Muntinlupa councilor explains basis for curfew ordinance

Published March 15, 2020, 12:00 AM

by manilabulletin_admin

By Jonathan Hicap 

The majority floor leader of Muntinlupa’s City Council said the ordinance imposing curfew in the city has enough basis considering that the country is under threat of a possible spread of the coronavirus disease (COVID-19).

Muntinlupa cityhall (photo from Muntinlupa City
Muntinlupa cityhall (photo from Muntinlupa City website)

City Ordinance 2020-065 was approved by councilors on March 14 during a special session, and Mayor Jaime Fresnedi is expected to sign it on March 16, the date of effectivity of the measure. The daily curfew will be from 8 p.m. to 5 a.m., and will be in effect until April 14.

Councilor and lawyer Raul Corro said that “the alarming increase in the spread of the novel coronavirus calls for a decisive, urgent action.”

“As it is, for every day of delay in our action to contain the spread of the virus, it will mean the exponential increase in people getting infected; that is the premise of the ordinance, that must be the same premise of the MMC Resolution of the MMDA,” he said.

On March 14, the Metro Manila Council, that included Fresnedi, passed a resolution urging city and municipal councils in the National Capital Region to pass an ordinance declaring a curfew in their respective areas.

The MMC resolution was based on President Rodrigo Duterte’s Resolution No. 11 that placed the entire Metro Manila under community quarantine to stem the spread of the virus.

Under Muntinlupa’s curfew measure, exempted are “those who work at night such as call center agents, hospital personnel such as doctors, nurses, and other health personnel, ambulance drivers, security guards and those who may be allowed by the Task Force herein created.”

In addition, the delivery of basic necessities like food and medicines, and public transport services like buses, jeepneys and tricycles are also exempted as well as peace and order personnel in both city and barangay levels, and emergency cases as determined by the Muntinlupa Traffic Management Bureau (MTMB).

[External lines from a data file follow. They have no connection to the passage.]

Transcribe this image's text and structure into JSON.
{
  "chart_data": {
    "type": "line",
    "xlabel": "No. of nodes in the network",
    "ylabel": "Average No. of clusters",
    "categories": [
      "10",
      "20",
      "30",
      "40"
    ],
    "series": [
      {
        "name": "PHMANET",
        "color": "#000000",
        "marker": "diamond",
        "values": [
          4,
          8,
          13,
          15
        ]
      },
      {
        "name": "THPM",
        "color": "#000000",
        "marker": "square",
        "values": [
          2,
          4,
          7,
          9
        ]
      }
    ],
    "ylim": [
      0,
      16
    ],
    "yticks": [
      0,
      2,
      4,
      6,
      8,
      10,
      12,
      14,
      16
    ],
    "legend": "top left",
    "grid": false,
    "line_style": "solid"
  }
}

Corro explained that as a general rule under normal circumstances, “an ordinance must undergo three readings (three weeks to one month including the public hearing) before it is passed and if it is punitive in nature, publication is required. For every rule, there is an exception, especially if the exception is justifiable under the circumstances.”

“An emergency situation such as the spread of the coronavirus requires urgent action and as time is of the essence, public interest dictates that we must act fast to protect the health of the people.The law, the internal rules are meant to achieve a purpose, to facilitate the process. But this is not an ordinary time where every legal step must be followed,” he added.

The local ordinance requires that widespread dissemination be done before the March 16 effectivity.

“And in this modern time where anything can be spread fast thru social media and other means of spreading the news, it is enough that people are informed about the passage of the ordinance. While there is a punitive provision, it is merely a fine and not an imprisonment, which requires a more stringent requirement of due process,” Corro said.

He said the main goal of restricting people’s movement for a temporary period to stop the spread of COVID-19 “is defeated if we go thru the normal process of calling a public hearing (no mass gathering allowed this time) and if we publish the ordinance in a newspaper of general circulation. If we publish it in a newspaper, as required by law, perhaps less people will be informed about it than if we post it in social media which can spread as fast as the virus itself.”